We get a load of it, all right. Alan Parker actually can do small, enjoyable human stories (Shoot the Moon, Birdy, The Commitments); he works best with material that doesn’t require him to push so hard. Here he’s in his overbearing razzle-dazzle mode, where slick technique and surface excitement are everything. After about an hour you get jaded: “Gee, another painstakingly composed crowd shot.” To be fair to Parker, Evita probably couldn’t have been filmed any other way, which raises the question of whether it should have been filmed at all.

It’s no compliment to Madonna to say that this is the role she’s been waiting for. She’s in decent voice, and she handles her deathbed scenes deftly, but most of her performance is a pose — again, a problem originating with the material. Eva is vogueing through history. A real actress might have brought some slyness and depth to Eva’s machinations. Banderas (who sings surprisingly well) and Pryce seem to be having more fun; unlike Madonna, they don’t feel they have anything to prove to us, and they have a natural elegance that the expensively-attired star lacks.
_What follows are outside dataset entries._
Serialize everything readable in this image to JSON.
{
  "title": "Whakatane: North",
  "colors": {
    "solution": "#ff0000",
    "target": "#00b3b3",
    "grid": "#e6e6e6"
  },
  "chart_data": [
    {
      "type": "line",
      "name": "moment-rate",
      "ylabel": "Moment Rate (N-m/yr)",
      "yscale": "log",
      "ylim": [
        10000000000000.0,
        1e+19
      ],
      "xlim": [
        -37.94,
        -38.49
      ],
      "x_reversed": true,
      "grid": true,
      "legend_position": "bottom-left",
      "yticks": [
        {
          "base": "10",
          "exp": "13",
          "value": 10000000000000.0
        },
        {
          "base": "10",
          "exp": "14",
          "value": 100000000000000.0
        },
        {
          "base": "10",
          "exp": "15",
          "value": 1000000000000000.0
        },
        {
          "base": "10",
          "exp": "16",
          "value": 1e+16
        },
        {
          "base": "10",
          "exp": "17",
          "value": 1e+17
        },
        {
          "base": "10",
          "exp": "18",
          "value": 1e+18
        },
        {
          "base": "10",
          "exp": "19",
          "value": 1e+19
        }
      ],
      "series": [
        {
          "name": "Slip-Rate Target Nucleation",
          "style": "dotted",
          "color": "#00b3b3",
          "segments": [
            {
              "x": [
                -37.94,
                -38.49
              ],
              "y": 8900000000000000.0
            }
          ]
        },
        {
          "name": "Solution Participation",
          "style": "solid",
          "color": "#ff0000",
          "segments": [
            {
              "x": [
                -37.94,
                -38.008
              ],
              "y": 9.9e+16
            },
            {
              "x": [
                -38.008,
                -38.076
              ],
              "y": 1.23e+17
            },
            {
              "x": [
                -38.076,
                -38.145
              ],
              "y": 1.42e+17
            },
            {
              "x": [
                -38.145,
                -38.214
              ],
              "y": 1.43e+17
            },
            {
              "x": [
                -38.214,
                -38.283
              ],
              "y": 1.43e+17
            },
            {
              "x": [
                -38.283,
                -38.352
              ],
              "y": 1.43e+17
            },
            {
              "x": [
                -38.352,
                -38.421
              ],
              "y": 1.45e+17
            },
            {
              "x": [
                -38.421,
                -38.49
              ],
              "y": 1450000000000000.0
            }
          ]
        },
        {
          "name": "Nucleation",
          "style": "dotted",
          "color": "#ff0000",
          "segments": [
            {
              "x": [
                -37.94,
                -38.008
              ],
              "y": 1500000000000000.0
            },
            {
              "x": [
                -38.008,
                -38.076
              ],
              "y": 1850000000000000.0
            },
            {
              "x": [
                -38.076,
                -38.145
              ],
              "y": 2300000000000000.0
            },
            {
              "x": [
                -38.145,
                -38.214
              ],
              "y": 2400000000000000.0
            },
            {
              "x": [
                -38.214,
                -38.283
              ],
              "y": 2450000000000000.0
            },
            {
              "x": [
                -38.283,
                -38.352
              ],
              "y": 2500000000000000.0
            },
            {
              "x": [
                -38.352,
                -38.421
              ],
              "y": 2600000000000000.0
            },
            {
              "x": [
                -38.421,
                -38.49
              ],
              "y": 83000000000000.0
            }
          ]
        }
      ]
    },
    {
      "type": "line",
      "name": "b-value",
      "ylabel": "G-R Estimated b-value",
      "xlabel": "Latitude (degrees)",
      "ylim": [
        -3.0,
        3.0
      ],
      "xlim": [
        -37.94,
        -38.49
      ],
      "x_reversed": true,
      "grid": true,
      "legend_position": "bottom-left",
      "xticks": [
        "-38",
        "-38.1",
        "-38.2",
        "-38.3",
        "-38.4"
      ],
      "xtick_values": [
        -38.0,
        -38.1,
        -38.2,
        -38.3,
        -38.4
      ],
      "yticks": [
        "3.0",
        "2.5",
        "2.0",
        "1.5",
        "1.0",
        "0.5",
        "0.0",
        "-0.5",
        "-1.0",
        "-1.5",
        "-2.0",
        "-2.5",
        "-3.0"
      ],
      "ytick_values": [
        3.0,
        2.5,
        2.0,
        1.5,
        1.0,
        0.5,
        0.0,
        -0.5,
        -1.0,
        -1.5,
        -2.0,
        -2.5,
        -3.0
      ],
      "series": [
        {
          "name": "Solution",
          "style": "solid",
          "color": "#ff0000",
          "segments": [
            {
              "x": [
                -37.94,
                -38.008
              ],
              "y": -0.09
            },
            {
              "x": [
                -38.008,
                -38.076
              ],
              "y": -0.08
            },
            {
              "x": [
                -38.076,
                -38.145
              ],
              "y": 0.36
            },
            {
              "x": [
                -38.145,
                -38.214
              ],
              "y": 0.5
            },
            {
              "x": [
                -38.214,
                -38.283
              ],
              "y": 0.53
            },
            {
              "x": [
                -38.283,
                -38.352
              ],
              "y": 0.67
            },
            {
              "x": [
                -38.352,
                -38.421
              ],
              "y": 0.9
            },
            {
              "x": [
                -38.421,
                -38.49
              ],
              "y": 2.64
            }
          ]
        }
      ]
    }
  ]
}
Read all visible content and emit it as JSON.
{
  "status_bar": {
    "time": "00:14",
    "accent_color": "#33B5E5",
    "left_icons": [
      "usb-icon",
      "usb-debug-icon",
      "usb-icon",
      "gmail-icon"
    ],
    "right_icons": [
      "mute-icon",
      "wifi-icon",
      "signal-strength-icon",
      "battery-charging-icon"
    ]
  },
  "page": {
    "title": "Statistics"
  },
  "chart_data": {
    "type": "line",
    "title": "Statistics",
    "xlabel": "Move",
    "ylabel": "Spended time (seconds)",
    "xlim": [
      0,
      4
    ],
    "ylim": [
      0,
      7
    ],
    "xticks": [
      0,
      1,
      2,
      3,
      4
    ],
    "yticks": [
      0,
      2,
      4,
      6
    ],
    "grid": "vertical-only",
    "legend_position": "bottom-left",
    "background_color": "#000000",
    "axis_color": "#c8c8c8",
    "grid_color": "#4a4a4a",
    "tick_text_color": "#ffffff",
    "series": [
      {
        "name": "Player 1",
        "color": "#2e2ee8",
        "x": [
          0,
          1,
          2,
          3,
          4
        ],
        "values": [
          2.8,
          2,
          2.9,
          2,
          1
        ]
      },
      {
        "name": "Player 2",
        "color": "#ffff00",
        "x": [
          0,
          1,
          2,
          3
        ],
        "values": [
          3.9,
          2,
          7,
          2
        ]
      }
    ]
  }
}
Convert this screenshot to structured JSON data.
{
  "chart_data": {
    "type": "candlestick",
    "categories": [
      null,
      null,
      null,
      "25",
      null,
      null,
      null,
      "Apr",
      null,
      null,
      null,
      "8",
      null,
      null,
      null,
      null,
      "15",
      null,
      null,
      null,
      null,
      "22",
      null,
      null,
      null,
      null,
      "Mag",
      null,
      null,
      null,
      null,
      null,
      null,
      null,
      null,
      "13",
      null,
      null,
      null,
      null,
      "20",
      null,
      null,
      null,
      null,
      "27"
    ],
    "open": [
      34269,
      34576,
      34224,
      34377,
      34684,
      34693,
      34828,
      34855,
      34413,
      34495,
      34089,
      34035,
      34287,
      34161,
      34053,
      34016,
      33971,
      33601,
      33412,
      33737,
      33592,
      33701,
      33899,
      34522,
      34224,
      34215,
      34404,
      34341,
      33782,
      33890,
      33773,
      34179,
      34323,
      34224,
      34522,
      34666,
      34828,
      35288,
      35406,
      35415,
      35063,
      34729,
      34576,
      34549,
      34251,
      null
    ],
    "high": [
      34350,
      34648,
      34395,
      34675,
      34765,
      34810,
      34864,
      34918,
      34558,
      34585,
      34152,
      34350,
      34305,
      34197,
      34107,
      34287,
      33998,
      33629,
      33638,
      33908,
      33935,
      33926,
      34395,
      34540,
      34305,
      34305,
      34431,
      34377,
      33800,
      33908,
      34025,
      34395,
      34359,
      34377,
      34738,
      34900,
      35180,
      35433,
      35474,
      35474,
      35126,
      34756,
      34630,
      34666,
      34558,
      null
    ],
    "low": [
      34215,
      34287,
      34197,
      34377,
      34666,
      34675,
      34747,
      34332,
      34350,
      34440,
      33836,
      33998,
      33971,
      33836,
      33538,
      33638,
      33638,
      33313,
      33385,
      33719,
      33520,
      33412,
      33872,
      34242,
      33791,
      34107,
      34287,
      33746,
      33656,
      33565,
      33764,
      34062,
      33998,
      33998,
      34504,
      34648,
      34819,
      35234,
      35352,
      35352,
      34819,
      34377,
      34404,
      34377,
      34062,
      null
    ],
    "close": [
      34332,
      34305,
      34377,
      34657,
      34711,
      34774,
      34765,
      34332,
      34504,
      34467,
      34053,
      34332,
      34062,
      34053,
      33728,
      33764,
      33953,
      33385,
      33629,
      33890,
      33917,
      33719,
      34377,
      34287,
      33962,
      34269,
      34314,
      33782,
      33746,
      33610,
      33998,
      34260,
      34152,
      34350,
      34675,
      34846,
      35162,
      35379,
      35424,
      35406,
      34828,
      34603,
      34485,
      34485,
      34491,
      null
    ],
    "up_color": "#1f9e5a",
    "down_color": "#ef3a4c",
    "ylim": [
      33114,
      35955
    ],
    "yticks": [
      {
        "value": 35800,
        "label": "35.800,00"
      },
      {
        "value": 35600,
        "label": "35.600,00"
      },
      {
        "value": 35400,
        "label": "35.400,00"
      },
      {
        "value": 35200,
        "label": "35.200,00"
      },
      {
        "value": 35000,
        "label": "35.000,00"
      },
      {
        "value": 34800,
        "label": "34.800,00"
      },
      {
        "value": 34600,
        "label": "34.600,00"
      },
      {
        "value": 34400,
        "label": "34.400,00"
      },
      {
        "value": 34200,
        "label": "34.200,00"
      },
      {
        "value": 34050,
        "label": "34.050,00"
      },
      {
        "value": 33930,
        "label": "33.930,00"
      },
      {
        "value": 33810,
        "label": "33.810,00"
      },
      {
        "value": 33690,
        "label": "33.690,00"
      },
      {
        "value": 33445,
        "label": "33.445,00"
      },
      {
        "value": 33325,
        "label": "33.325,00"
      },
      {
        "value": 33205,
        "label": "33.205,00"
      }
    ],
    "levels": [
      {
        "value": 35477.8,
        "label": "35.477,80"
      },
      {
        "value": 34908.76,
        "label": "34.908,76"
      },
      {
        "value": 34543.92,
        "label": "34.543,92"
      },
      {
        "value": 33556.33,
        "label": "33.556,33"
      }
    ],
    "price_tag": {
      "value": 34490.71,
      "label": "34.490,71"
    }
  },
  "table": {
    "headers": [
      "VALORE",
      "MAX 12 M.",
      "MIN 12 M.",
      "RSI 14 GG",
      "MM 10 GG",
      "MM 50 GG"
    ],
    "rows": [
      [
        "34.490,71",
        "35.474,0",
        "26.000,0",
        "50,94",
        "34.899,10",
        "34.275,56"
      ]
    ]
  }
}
Yet the screening I attended was packed, and there was scattered applause at the end — something I haven’t heard at a movie in years. It’s easy to see why. Evita is noisy and blunt, and it presents itself as a serious musical epic (the illusion is often trashed by Lloyd Webber’s dated disco-rock orchestrations). No question, it’s the event movie of the season. The applause also says that Madonna is now respectable. The ridiculed sex priestess has become a pop icon your grandma could approve of. You don’t have to like Madonna to be disturbed by the homogenization our culture imposes on provocative women. In Evita, the controversial but redeemed Eva Perón ascends to Hollywood good-girl heaven, and Madonna is right beside her.